You might be looking for a sign when you are apart that the relationship is still in good standing. Being missed brings a lot of reassurance, but over-emphasizing this can breed more insecurity.
Being apart does not have to feel like disconnection.
Alone time is good and necessary in relationships, there is a healthy and an unhealthy version of “space”. I like to look at the healthy version first. Relational Space refers to the flow of connection and separation between two people.
The importance of connection is easy to understand and everyone in a relationship craves that feeling of closeness and
union with another. We all want to feel special to someone.
Separation can be a harder pill to swallow because we have a lot of romantic myths floating around that push for merging with another person.
There is an idea that being joined at the hip and having all of the same wants, needs and desires is what true love is. People tend to build relationships on similarities and often ignore the differences. I hate to burst any bubbles, but this is not a realistic view of love. The differences will eventually catch up and cause a lot of problems.
Think of it as self care that can blow fresh air into your relationship. It’s kind of like going off on a solo adventure trip and then you come back to the people in your life and you have lots of stories to tell and everyone gets to share in the excitement.
If you can think of the space your partner is taking as good self care that will benefit the relationship, then you won’t react to it as a threat.
If you don’t make it a negative, most likely he won’t become defensive and shut you out. Instead of defending his need for space, he will stay open to you.

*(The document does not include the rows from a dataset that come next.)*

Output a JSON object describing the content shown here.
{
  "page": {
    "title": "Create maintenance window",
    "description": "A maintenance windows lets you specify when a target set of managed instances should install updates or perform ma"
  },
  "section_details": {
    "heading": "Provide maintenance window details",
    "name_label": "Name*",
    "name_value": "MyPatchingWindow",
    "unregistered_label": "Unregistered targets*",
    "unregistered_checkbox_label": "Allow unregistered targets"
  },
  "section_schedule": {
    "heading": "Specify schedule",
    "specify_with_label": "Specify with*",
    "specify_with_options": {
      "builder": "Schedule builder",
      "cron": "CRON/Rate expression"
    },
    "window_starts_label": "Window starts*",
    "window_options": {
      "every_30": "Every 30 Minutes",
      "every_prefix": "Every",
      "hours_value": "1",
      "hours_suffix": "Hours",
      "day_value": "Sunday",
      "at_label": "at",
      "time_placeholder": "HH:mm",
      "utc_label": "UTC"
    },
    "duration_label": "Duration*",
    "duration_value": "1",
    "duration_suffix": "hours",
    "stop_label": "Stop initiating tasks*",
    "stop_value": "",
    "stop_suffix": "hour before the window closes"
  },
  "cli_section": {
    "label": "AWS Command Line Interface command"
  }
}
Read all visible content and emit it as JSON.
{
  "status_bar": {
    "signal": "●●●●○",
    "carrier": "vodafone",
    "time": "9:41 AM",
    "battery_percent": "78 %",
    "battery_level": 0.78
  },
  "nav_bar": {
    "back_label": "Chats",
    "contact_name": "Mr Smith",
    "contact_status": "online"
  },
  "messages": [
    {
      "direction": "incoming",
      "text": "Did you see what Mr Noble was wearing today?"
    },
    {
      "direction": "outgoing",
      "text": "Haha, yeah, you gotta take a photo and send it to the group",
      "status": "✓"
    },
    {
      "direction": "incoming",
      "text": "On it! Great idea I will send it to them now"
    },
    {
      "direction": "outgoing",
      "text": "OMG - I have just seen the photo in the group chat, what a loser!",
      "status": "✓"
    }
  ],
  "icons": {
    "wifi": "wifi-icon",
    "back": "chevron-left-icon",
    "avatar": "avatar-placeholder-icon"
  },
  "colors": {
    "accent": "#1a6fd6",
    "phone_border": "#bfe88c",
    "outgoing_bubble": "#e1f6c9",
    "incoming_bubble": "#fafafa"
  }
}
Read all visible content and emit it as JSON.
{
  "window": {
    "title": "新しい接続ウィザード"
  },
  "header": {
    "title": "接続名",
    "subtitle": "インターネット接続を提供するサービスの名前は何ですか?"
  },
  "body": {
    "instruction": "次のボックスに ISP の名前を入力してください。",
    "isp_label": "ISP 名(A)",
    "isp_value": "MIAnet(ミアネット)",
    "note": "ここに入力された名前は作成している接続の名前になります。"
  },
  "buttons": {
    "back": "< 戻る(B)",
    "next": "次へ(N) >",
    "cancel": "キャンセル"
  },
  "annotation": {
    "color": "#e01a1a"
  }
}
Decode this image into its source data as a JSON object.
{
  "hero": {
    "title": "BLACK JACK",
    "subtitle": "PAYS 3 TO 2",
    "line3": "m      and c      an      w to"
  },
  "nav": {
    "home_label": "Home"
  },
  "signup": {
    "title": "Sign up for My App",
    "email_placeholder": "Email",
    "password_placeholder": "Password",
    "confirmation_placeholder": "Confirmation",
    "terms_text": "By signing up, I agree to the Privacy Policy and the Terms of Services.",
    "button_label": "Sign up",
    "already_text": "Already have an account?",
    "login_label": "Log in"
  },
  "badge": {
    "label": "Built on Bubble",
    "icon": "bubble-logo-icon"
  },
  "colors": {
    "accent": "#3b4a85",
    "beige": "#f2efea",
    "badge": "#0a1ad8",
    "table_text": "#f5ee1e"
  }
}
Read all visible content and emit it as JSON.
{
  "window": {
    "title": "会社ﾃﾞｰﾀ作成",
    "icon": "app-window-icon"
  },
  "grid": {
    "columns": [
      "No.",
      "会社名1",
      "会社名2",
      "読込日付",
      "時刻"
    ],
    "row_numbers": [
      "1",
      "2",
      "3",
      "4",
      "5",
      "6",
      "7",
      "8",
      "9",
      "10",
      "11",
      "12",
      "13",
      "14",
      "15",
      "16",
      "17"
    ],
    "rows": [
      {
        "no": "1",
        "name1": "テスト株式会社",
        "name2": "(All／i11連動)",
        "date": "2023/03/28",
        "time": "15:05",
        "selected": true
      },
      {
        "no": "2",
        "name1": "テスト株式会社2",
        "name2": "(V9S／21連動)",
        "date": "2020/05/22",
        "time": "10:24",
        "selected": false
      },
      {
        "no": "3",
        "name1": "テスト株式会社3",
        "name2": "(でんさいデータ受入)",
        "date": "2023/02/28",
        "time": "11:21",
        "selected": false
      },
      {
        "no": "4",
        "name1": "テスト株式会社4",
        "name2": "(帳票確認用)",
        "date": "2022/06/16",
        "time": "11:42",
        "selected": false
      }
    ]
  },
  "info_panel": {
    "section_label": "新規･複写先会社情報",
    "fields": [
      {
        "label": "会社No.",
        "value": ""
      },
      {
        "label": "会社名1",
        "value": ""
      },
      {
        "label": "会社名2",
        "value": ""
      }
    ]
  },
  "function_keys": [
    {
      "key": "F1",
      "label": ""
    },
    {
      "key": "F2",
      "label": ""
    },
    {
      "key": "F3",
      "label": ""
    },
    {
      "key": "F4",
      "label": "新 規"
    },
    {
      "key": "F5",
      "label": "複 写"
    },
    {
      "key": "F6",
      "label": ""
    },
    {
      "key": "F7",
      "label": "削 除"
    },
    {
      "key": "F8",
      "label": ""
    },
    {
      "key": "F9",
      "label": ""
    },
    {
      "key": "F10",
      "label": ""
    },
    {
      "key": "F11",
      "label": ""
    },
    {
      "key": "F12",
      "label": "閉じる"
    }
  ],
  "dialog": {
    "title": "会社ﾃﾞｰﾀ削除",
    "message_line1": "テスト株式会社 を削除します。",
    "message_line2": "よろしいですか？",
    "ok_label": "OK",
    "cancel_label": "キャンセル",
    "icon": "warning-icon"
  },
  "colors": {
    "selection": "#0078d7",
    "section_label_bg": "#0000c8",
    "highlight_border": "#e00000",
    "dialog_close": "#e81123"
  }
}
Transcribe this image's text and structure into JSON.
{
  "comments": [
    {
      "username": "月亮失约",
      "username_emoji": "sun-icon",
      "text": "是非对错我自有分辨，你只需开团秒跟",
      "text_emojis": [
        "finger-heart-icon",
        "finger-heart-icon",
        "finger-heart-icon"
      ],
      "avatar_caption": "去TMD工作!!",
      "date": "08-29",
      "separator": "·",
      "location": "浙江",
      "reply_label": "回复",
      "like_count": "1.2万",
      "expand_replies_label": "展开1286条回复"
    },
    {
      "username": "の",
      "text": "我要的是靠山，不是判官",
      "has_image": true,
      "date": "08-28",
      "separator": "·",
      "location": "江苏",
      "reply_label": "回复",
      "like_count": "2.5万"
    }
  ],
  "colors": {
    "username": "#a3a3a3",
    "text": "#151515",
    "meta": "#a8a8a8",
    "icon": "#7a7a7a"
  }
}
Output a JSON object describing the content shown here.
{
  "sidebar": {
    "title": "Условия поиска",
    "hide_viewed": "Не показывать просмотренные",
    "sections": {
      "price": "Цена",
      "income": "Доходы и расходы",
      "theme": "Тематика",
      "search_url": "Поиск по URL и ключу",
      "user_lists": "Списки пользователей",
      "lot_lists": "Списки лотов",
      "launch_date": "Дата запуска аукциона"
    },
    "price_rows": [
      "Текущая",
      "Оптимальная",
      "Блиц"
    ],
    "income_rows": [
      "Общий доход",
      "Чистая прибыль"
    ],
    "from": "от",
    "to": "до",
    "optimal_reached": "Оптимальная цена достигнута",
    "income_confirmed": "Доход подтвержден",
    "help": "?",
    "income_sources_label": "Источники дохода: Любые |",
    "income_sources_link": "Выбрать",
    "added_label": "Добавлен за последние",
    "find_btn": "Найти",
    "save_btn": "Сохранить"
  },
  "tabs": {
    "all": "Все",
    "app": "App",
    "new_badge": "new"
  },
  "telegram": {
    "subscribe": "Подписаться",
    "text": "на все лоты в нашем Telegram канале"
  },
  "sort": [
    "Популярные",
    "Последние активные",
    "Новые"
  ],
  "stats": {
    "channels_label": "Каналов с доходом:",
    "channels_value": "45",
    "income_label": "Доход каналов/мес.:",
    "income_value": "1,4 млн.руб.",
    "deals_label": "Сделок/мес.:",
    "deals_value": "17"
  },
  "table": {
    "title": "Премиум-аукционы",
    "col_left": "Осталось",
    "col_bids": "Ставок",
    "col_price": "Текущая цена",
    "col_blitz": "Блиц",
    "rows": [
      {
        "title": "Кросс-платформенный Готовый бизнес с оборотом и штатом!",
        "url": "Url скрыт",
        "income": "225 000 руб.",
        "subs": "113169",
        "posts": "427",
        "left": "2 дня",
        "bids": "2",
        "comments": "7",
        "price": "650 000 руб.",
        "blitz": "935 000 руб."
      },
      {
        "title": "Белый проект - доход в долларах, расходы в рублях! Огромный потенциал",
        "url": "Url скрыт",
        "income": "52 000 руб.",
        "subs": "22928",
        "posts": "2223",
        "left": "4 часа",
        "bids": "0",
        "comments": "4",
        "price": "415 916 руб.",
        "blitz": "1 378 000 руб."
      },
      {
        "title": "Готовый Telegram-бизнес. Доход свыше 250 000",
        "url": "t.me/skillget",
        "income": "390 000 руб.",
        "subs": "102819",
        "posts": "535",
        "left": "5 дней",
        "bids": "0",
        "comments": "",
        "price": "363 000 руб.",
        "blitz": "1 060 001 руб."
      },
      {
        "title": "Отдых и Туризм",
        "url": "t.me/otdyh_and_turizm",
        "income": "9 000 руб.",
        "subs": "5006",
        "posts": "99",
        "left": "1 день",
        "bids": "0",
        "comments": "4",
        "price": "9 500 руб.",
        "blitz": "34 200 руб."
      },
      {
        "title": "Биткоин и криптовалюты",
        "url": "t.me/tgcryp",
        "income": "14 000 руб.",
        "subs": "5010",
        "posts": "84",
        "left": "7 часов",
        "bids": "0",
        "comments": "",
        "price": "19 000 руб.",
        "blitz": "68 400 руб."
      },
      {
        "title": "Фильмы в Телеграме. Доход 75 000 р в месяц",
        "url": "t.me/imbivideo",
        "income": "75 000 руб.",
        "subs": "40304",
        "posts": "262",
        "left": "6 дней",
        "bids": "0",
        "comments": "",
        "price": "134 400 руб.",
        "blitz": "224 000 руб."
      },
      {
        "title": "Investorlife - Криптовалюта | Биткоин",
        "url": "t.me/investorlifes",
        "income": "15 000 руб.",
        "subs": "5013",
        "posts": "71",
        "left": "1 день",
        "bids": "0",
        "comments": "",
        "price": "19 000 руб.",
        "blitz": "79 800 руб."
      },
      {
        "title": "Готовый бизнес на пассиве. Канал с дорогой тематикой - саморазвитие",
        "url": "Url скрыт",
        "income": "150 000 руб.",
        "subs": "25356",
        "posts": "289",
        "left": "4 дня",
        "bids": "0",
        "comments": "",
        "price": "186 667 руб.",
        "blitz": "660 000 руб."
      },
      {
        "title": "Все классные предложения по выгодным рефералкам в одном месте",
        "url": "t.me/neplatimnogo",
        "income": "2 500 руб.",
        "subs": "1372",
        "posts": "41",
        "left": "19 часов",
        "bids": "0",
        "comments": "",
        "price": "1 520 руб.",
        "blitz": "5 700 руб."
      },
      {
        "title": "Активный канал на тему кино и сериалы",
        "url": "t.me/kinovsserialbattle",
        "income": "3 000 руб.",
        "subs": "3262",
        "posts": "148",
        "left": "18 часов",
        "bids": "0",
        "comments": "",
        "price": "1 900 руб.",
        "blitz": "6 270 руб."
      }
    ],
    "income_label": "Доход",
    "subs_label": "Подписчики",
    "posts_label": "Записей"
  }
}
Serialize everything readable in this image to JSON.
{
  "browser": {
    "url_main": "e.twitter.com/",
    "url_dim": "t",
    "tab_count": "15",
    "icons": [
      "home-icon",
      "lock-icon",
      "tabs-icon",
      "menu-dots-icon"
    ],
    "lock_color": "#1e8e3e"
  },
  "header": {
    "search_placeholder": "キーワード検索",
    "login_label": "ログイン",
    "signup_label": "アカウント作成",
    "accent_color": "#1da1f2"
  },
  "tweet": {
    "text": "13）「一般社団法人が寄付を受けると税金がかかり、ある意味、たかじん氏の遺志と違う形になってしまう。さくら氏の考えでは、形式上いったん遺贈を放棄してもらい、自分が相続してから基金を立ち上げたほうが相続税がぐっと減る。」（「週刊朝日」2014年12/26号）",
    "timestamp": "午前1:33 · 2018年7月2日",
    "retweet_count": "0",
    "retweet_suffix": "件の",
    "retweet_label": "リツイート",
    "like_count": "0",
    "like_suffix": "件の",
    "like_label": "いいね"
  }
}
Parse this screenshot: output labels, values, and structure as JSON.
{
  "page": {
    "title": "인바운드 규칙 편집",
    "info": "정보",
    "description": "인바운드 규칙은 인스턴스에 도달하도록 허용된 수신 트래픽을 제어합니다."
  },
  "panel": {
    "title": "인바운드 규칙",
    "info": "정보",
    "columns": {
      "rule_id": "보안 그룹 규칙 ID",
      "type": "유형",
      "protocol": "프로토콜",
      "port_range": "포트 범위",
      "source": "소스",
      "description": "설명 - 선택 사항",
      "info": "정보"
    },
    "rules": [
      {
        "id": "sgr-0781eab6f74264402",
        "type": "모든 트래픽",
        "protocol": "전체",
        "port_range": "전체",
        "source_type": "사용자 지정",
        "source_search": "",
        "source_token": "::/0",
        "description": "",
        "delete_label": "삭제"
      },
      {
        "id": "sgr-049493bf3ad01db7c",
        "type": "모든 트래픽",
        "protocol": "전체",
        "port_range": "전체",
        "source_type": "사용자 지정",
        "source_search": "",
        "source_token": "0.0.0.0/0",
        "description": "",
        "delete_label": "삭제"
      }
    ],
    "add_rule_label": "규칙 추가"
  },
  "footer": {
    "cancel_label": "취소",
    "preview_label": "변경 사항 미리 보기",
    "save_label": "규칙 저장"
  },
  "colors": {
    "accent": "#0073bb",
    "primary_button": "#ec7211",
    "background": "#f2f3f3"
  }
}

Keep in mind that space allows creativity and erotic energy to thrive.
Now, let’s look at the unhealthy version of taking “space”. This is the partner who is withdrawing and isolating. Who is keeping you at bay because he is a love avoidant. In this case, your distress around the situation is pointing to an actual problem. There are lots of nuances and greys in relationships.
You have to be willing to look at the reality of the situation and own your part.
- Are you reacting from your own insecurity and smothering your partner?
- Are you needing too much reassurance in the relationship or are you picking up on a red flag in the other person?
Just remember that healthy relationships have a “me”, a “you” and a “we”.
If a woman is concerned that her boyfriend does not miss her when they are apart, I would suggest that the woman may be putting her self-worth into one basket, the basket of, “I am only ok if he cares about me.”
That is, does he show her he cares by asking her about her day and then does he listen.
AND, does he try to understand her needs and meet them if he can or does he supports her in getting her needs met in other ways?
In modern day relationships, a major way we show the other that we care is by being aware of their needs, meeting the ones we can and then supporting them in taking action to meet the other needs.
Needs are normal & healthy.
How your caregivers responded to your needs definitely taught you whether to take care of your needs or ignore them.
- If your caregivers met your needs with love, you will have NO problem asking for and getting your needs met.
- If your caregivers resented meeting your needs you will have a hard time getting your needs met. You will also attract people who cannot meet your needs.
The way we learned we were worthy of love as a child is by having our needs met.
If you are having trouble meeting your needs now, it is highly likely that you learned that your needs are unimportant and therefore you are unimportant.
Here are some examples of Needs:
I would suggest that the woman who is upset that her boyfriend is not missing her while they are apart needs to find new ways to learn to love herself by becoming aware of her needs and finding ways to meet them on her own and also in good healthy discussions with her boyfriend and all of her relationships.